While the Kapuzinerstrasse location only had 60 m² and 40 m² of production and storage space respectively, the new bakery in the Hechtsheim district of Mainz is on a far larger scale – with 375 m² for production and 160 m² for administrative and social facilities
Demand for fresh Ditsch pretzels is growing rapidly, with production now focused primarily on pretzel dough for baking on location. The family bakery is now bursting at the seams with a team of 25 people.
When Peter Ditsch saw this oven at a trade fair, he knew immediately that his company would be able to provide fresh, hot pretzels anywhere and at any time. Soon afterwards, the first deep-frozen pretzels are baked on location in stationary Ditsch shops.
Peter Ditsch joins the family business and soon takes over responsibility for sales organisation. The first mobile pretzel stands that can be collected at the end of the day can be attributed to his initiative.
A brilliant business idea: setting up a pretzel stand in Mainz Central Station to allow people to stock up on snacks before catching their trains. At this stage, the stand still needs to be set up in the morning and taken down in the evening.
Under Heinz Ditsch, the family company expands, specialising in durable products like pre-packaged pretzels and salt sticks in cellophane bags. These are a resounding hit in pubs and taverns and at local festivals.
In 1952, Wilhelm Ditsch handed over the bakery to his son Heinz. It was he who initiated the first “pretzel men”, who sold fresh pretzels out of baskets in the pubs and taverns of Mainz and at local festivals.
Upon returning from war captivity, Wilhelm and his son Heinz begin to rebuild the bakery on Kapuzinerstrasse themselves. Mainz and the surrounding area have their Ditsch pretzels again.
While Wilhelm Ditsch and his son Heinz are off fighting in the Second World War, the final and most devastating bombing raid on Mainz on 27 February 1945 also hits and destroys the bakery in Kapuzinerstrasse.
The bakery on Taunusstrasse is destroyed by the very first incendiary bomb to hit Mainz. Ever the optimist, Wilhelm Ditsch moves to Kapuzinerstrasse 38, but two heavy Allied bombing raids on Mainz follow in 1942 and 1945.
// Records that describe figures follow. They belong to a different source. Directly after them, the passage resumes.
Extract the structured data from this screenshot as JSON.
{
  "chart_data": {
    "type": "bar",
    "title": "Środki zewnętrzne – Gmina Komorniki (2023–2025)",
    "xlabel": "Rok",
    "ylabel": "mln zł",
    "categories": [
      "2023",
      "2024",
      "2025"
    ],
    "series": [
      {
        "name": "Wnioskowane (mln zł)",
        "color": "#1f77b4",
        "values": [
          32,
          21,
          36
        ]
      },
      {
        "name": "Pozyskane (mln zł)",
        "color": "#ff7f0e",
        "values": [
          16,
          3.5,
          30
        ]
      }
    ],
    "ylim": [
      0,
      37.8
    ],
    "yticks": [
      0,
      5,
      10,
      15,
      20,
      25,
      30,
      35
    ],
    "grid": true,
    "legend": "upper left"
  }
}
After a premises without a retail area is acquired at Taunusstrasse 1 in Mainz, the bakery is granted its first official permit to bake pretzels on two Sundays with a view to supplying the public festivals in nearby Rüsselsheim and Bad Homburg.
He paved the way for the 100-year Ditsch tradition: in 1919, Wilhelm Ditsch has his “pretzel bakery”, located at Löhrstrasse 17, entered in the Mainz Commercial Register.